The TTABlog reports on a case about the mark RUSSKAYA for vodka that addresses two different attacks on trademark ownership. One is a fairly standard charge of abandonment. The second is a standing attack, based on a claim that the intent to use trademark application was improperly assigned.
Under Section 10(a)(1) of the Lanham Act, an intent to use trademark cannot be assigned “except for an assignment to a successor to the business of the applicant, or portion thereof, to which the mark pertains, if that business is ongoing and existing.” As pointed out at the TTABlog, the TTAB seemed a bit lax in requiring adequate proof that there was an assignment of the ongoing business, particularly because the proof of record was titled “Trademark Assignment.” The Trademark Assignment referred to an “Asset Purchase Agreement” dated a few weeks earlier, but the TTAB had stricken the Asset Purchase Agreement because it wasn’t timely filed.

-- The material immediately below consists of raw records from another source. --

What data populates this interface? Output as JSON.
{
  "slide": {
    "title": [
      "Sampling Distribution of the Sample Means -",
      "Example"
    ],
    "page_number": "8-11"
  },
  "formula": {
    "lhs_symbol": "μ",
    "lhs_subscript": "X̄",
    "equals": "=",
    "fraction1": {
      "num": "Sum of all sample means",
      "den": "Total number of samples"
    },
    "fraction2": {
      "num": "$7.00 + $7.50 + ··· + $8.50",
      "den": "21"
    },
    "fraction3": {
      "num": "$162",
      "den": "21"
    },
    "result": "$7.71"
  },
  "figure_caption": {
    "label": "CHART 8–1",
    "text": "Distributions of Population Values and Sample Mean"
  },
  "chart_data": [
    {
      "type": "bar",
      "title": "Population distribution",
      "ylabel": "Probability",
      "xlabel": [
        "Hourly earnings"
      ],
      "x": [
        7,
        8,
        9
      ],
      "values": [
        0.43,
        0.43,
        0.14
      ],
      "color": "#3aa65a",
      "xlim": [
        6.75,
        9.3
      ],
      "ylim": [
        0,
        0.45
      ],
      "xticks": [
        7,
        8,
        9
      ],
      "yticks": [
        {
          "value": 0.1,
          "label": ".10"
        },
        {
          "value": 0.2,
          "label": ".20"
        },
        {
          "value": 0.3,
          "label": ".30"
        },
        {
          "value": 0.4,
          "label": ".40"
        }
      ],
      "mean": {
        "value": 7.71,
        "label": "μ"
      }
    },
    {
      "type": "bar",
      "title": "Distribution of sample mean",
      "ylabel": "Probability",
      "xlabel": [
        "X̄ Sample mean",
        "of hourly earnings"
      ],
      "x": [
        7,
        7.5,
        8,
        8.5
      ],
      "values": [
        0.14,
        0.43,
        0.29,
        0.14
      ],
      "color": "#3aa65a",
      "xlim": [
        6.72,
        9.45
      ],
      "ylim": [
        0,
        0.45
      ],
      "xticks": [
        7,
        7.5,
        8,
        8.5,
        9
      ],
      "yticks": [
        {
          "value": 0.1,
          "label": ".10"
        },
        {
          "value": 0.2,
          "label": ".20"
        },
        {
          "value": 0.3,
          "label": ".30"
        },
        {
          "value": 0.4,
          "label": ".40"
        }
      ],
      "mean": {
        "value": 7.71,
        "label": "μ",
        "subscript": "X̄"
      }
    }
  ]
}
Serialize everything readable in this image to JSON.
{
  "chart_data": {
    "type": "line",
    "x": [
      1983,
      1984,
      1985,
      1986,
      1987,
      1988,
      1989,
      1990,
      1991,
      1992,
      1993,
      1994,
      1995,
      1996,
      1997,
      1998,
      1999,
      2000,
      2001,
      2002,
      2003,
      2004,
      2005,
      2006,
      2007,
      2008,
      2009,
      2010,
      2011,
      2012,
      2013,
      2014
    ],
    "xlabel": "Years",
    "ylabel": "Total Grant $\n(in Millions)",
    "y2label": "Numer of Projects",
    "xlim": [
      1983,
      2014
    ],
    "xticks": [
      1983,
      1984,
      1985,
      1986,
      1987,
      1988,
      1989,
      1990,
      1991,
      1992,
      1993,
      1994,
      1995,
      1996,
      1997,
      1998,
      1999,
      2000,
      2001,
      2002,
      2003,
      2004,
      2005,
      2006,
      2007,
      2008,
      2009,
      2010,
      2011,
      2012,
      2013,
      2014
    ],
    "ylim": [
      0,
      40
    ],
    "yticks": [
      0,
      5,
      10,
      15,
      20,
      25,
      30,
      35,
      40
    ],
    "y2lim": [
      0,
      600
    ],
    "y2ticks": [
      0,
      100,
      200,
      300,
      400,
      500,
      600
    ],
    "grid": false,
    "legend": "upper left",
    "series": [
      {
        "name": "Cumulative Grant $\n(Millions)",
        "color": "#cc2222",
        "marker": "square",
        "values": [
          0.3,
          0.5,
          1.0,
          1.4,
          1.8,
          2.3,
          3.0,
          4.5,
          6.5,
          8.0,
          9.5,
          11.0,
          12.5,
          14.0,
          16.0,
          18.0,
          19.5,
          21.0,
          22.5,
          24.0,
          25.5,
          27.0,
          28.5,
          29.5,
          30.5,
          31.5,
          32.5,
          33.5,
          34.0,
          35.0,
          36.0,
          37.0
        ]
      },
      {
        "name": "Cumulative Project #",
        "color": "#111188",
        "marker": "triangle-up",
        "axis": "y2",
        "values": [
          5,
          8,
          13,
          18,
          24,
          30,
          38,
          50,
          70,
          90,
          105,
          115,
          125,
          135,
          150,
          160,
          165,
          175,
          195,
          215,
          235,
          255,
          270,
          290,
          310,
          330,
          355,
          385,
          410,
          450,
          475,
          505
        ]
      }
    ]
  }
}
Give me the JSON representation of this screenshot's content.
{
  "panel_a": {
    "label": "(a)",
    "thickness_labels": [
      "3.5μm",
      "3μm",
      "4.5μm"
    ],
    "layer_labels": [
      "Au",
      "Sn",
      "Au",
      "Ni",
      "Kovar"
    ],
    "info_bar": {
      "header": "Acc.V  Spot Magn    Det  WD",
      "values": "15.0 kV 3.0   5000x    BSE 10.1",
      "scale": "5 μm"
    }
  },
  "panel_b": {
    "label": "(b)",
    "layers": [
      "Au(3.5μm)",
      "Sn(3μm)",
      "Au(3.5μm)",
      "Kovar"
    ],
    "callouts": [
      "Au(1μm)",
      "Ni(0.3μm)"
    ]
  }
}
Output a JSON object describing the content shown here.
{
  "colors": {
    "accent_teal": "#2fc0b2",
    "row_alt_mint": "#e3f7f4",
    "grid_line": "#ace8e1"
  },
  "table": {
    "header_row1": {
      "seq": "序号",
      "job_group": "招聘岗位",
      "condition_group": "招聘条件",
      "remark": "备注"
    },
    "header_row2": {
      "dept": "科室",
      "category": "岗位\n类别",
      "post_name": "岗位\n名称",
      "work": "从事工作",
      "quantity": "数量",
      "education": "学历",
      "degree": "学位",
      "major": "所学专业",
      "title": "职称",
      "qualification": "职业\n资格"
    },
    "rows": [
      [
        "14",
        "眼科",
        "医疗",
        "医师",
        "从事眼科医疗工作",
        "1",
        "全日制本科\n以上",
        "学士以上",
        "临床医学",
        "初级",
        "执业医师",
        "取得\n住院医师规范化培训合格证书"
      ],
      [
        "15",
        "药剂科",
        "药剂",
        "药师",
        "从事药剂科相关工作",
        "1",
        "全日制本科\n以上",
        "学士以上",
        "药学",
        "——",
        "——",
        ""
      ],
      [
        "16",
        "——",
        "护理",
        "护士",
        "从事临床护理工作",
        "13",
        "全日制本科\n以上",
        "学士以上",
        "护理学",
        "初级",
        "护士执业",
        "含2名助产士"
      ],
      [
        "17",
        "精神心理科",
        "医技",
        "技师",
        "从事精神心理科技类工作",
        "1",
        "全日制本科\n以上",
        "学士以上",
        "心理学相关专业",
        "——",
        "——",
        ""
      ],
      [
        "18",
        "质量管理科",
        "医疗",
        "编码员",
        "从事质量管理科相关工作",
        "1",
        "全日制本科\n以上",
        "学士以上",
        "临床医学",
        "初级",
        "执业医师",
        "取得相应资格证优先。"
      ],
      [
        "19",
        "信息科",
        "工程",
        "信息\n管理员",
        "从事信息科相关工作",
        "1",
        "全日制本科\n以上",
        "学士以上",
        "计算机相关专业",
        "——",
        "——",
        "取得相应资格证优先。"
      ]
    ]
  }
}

The TTAB nevertheless held that “we cannot conclude on this record that the assignment of the ‘600 RUSSKAYA application did not comply with the requirement of Trademark Act Section 10(a)(1)” because “specific reference to an expansively-titled ‘Asset Purchase Agreement’ suggests that the assignment of the RUSSKAYA application was merely part of a broader assignment of A.V. Imports, Inc.’s business.” (Emphasis added.) The TTAB contrasted this situation to The Clorox Co. v. Chemical Bank, 40 USPQ2d 1098 (TTAB 1996), where, as had been common practice, the assignment was to secure a loan and expressly not a transfer of the business. Note the burden-shifting; between this and accepting a “suggestion” that more than the trademarks were assigned, the attack was readily fended off.
It may have been a pragmatic decision in two ways – first, there was probably little doubt that the assignee could have proven that the ongoing business was assigned (particularly since the TTAB could look at the Asset Purchase Agreement). Second, it now looks like a challenger has to prove that the ongoing business was not assigned, rather than the assignee proving that it was. That’s one way to reduce the number of arguments that need to be decided in future cases.
TTABlog post here. A.V. Brands, Inc. v. Spirits Int’l, B.V., Opp. No. 92043340 (March 31, 2009).